NEW YORK (GenomeWeb News) – Genetic testing for initial warfarin dosing is not cost effective for most patients, according to research appearing online today in the Annals of Internal Medicine. Instead, the study suggested, such tests may be more suitable for those at high risk of hemorrhaging.

Warfarin is commonly prescribed to prevent blood clotting. But because the drug can cause serious bleeding in some patients, care must be taken in warfarin dosing. Several studies suggest that variants in genes such as cytochrome P450 CYP2C9 or vitamin K epoxide reductase (VKORC1) influence warfarin’s effect in the body and should be considered before warfarin dosing to prevent bleeding events.

The US Food and Drug Administration changed warfarin’s labeling in 2007 to reflect such findings.

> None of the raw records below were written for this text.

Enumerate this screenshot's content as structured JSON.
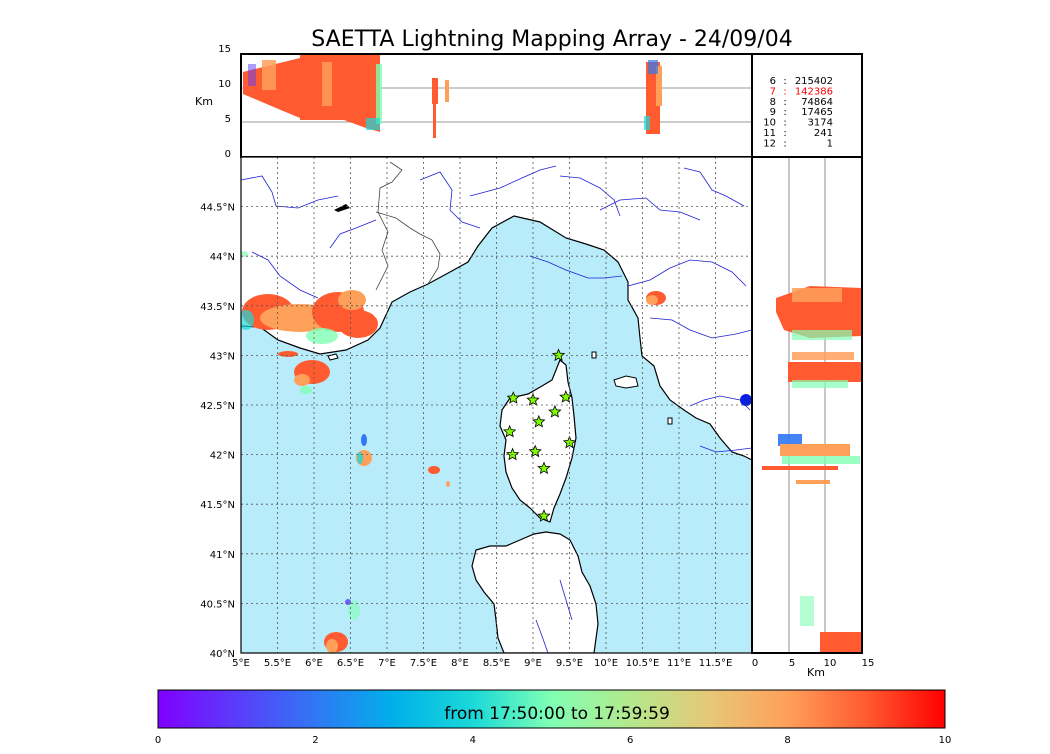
{
  "title": "SAETTA Lightning Mapping Array - 24/09/04",
  "top_panel": {
    "ylabel": "Km",
    "yticks": [
      "15",
      "10",
      "5",
      "0"
    ]
  },
  "right_panel": {
    "xlabel": "Km",
    "xticks": [
      "0",
      "5",
      "10",
      "15"
    ]
  },
  "map": {
    "lon_ticks": [
      "5°E",
      "5.5°E",
      "6°E",
      "6.5°E",
      "7°E",
      "7.5°E",
      "8°E",
      "8.5°E",
      "9°E",
      "9.5°E",
      "10°E",
      "10.5°E",
      "11°E",
      "11.5°E"
    ],
    "lat_ticks": [
      "44.5°N",
      "44°N",
      "43.5°N",
      "43°N",
      "42.5°N",
      "42°N",
      "41.5°N",
      "41°N",
      "40.5°N",
      "40°N"
    ],
    "lon_range": [
      5,
      12
    ],
    "lat_range": [
      40,
      45
    ],
    "sea_color": "#b8ecfb",
    "land_color": "#ffffff"
  },
  "station_counts": [
    {
      "stations": "6",
      "sep": ":",
      "count": "215402",
      "highlight": false
    },
    {
      "stations": "7",
      "sep": ":",
      "count": "142386",
      "highlight": true
    },
    {
      "stations": "8",
      "sep": ":",
      "count": "74864",
      "highlight": false
    },
    {
      "stations": "9",
      "sep": ":",
      "count": "17465",
      "highlight": false
    },
    {
      "stations": "10",
      "sep": ":",
      "count": "3174",
      "highlight": false
    },
    {
      "stations": "11",
      "sep": ":",
      "count": "241",
      "highlight": false
    },
    {
      "stations": "12",
      "sep": ":",
      "count": "1",
      "highlight": false
    }
  ],
  "stations_lonlat": [
    [
      9.35,
      43.0
    ],
    [
      8.73,
      42.57
    ],
    [
      9.0,
      42.55
    ],
    [
      9.45,
      42.58
    ],
    [
      9.3,
      42.43
    ],
    [
      9.08,
      42.33
    ],
    [
      8.68,
      42.23
    ],
    [
      9.5,
      42.12
    ],
    [
      8.72,
      42.0
    ],
    [
      9.03,
      42.03
    ],
    [
      9.15,
      41.86
    ],
    [
      9.15,
      41.38
    ]
  ],
  "colorbar": {
    "label": "from 17:50:00 to 17:59:59",
    "ticks": [
      "0",
      "2",
      "4",
      "6",
      "8",
      "10"
    ],
    "range": [
      0,
      10
    ]
  },
  "colors": {
    "highlight": "#ff0000",
    "station_fill": "#7fff00",
    "river": "#1f1fd6",
    "border": "#444444"
  }
}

Now, physicians are urged to consider genetic testing prior to treating an individual with warfarin.

But when researchers measured the cost effectiveness of such genetic testing, they found that the tests were only cost effective in a specific high-risk group. The team looked at the cost effectiveness of genotyping patients with nonvalvular atrial fibrillation, a type of heart arrhythmia, before initial warfarin dosing using data from three published studies.

Their results suggest that genetic testing can improve patient outcomes. But the cost was high. Based on the researchers’ statistical models, each quality-adjusted life year gained cost more than $170,000. Using available data and a test cost of $400 (in 2007 dollars), the researchers found that there was only about a 10 percent chance that warfarin genetic tests were cost effective.

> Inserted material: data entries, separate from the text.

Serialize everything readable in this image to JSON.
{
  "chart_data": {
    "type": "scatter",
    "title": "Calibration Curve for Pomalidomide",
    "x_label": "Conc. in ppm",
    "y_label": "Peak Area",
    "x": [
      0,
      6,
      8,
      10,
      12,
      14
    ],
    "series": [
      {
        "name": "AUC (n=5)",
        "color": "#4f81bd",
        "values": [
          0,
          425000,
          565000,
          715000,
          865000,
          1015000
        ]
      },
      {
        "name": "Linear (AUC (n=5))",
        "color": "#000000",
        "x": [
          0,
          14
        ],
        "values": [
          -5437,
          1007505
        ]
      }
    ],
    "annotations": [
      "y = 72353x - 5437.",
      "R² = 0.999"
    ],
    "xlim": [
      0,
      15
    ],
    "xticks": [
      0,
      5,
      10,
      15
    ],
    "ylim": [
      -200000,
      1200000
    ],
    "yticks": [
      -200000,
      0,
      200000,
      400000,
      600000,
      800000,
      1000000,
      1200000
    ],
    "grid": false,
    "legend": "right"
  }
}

The team’s analyses indicated that the genetic tests would only dip below $50,000 per quality-adjusted life year gained if it were restricted to those at high hemorrhage risk. Alternatively, they noted, testing would be cost effective if it prevented at least a third of all major bleeding, were available within 24 hours, and cost less than $200.

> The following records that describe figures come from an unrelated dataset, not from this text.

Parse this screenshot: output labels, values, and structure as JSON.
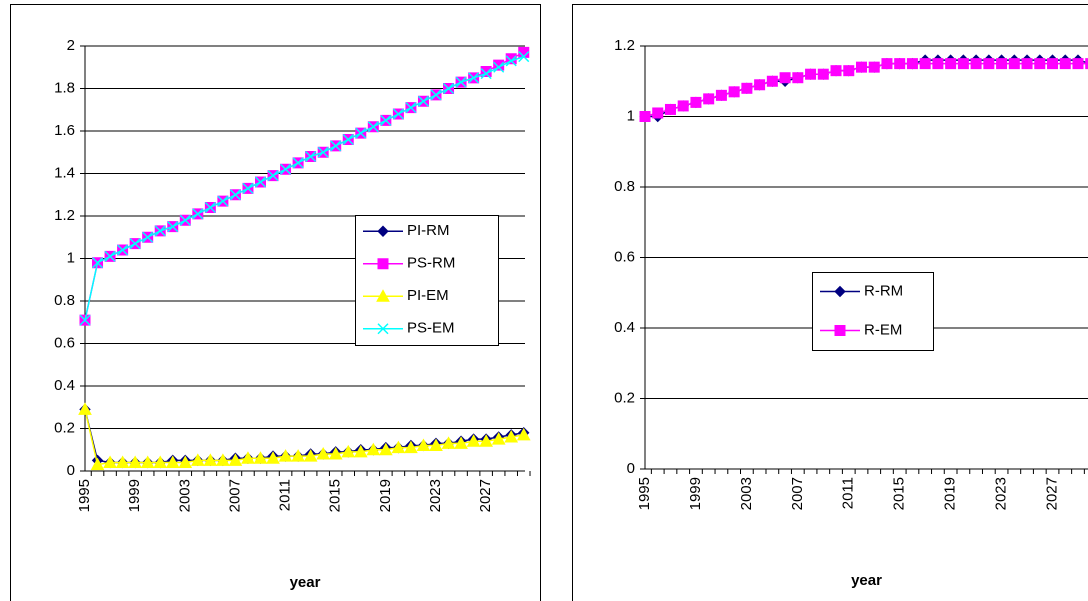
{
  "chart_data": [
    {
      "type": "line",
      "x_label": "year",
      "categories": [
        "1995",
        null,
        null,
        null,
        "1999",
        null,
        null,
        null,
        "2003",
        null,
        null,
        null,
        "2007",
        null,
        null,
        null,
        "2011",
        null,
        null,
        null,
        "2015",
        null,
        null,
        null,
        "2019",
        null,
        null,
        null,
        "2023",
        null,
        null,
        null,
        "2027",
        null,
        null,
        null
      ],
      "ylim": [
        0,
        2
      ],
      "yticks": [
        0,
        0.2,
        0.4,
        0.6,
        0.8,
        1,
        1.2,
        1.4,
        1.6,
        1.8,
        2
      ],
      "grid": true,
      "legend": "right",
      "series": [
        {
          "name": "PI-RM",
          "color": "#000080",
          "marker": "diamond",
          "values": [
            0.29,
            0.05,
            0.04,
            0.04,
            0.04,
            0.04,
            0.04,
            0.05,
            0.05,
            0.05,
            0.05,
            0.05,
            0.06,
            0.06,
            0.06,
            0.07,
            0.07,
            0.07,
            0.08,
            0.08,
            0.09,
            0.09,
            0.1,
            0.1,
            0.11,
            0.11,
            0.12,
            0.12,
            0.13,
            0.13,
            0.14,
            0.15,
            0.15,
            0.16,
            0.17,
            0.18
          ]
        },
        {
          "name": "PS-RM",
          "color": "#ff00ff",
          "marker": "square",
          "values": [
            0.71,
            0.98,
            1.01,
            1.04,
            1.07,
            1.1,
            1.13,
            1.15,
            1.18,
            1.21,
            1.24,
            1.27,
            1.3,
            1.33,
            1.36,
            1.39,
            1.42,
            1.45,
            1.48,
            1.5,
            1.53,
            1.56,
            1.59,
            1.62,
            1.65,
            1.68,
            1.71,
            1.74,
            1.77,
            1.8,
            1.83,
            1.85,
            1.88,
            1.91,
            1.94,
            1.97
          ]
        },
        {
          "name": "PI-EM",
          "color": "#ffff00",
          "marker": "triangle",
          "values": [
            0.29,
            0.03,
            0.04,
            0.04,
            0.04,
            0.04,
            0.04,
            0.04,
            0.04,
            0.05,
            0.05,
            0.05,
            0.05,
            0.06,
            0.06,
            0.06,
            0.07,
            0.07,
            0.07,
            0.08,
            0.08,
            0.09,
            0.09,
            0.1,
            0.1,
            0.11,
            0.11,
            0.12,
            0.12,
            0.13,
            0.13,
            0.14,
            0.14,
            0.15,
            0.16,
            0.17
          ]
        },
        {
          "name": "PS-EM",
          "color": "#00ffff",
          "marker": "x",
          "values": [
            0.71,
            0.98,
            1.01,
            1.04,
            1.07,
            1.1,
            1.13,
            1.15,
            1.18,
            1.21,
            1.24,
            1.27,
            1.3,
            1.33,
            1.36,
            1.39,
            1.42,
            1.45,
            1.48,
            1.5,
            1.53,
            1.56,
            1.59,
            1.62,
            1.65,
            1.68,
            1.71,
            1.74,
            1.77,
            1.8,
            1.83,
            1.85,
            1.87,
            1.9,
            1.93,
            1.95
          ]
        }
      ]
    },
    {
      "type": "line",
      "x_label": "year",
      "categories": [
        "1995",
        null,
        null,
        null,
        "1999",
        null,
        null,
        null,
        "2003",
        null,
        null,
        null,
        "2007",
        null,
        null,
        null,
        "2011",
        null,
        null,
        null,
        "2015",
        null,
        null,
        null,
        "2019",
        null,
        null,
        null,
        "2023",
        null,
        null,
        null,
        "2027",
        null,
        null,
        null
      ],
      "ylim": [
        0,
        1.2
      ],
      "yticks": [
        0,
        0.2,
        0.4,
        0.6,
        0.8,
        1,
        1.2
      ],
      "grid": true,
      "legend": "center",
      "series": [
        {
          "name": "R-RM",
          "color": "#000080",
          "marker": "diamond",
          "values": [
            1.0,
            1.0,
            1.02,
            1.03,
            1.04,
            1.05,
            1.06,
            1.07,
            1.08,
            1.09,
            1.1,
            1.1,
            1.11,
            1.12,
            1.12,
            1.13,
            1.13,
            1.14,
            1.14,
            1.15,
            1.15,
            1.15,
            1.16,
            1.16,
            1.16,
            1.16,
            1.16,
            1.16,
            1.16,
            1.16,
            1.16,
            1.16,
            1.16,
            1.16,
            1.16,
            1.15
          ]
        },
        {
          "name": "R-EM",
          "color": "#ff00ff",
          "marker": "square",
          "values": [
            1.0,
            1.01,
            1.02,
            1.03,
            1.04,
            1.05,
            1.06,
            1.07,
            1.08,
            1.09,
            1.1,
            1.11,
            1.11,
            1.12,
            1.12,
            1.13,
            1.13,
            1.14,
            1.14,
            1.15,
            1.15,
            1.15,
            1.15,
            1.15,
            1.15,
            1.15,
            1.15,
            1.15,
            1.15,
            1.15,
            1.15,
            1.15,
            1.15,
            1.15,
            1.15,
            1.15
          ]
        }
      ]
    }
  ]
}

That would require low-cost tests that could be done in house, the study’s lead author Mark Eckman, a medical researcher at the University of Cincinnati, said in a statement. He said most tests are currently sent to outside labs.

"Personalized, predictive medicine offers great promise, but we need to carefully examine benefits and understand the cost-effectiveness of such strategies before we spend a lot of money on very expensive tests," Eckman said.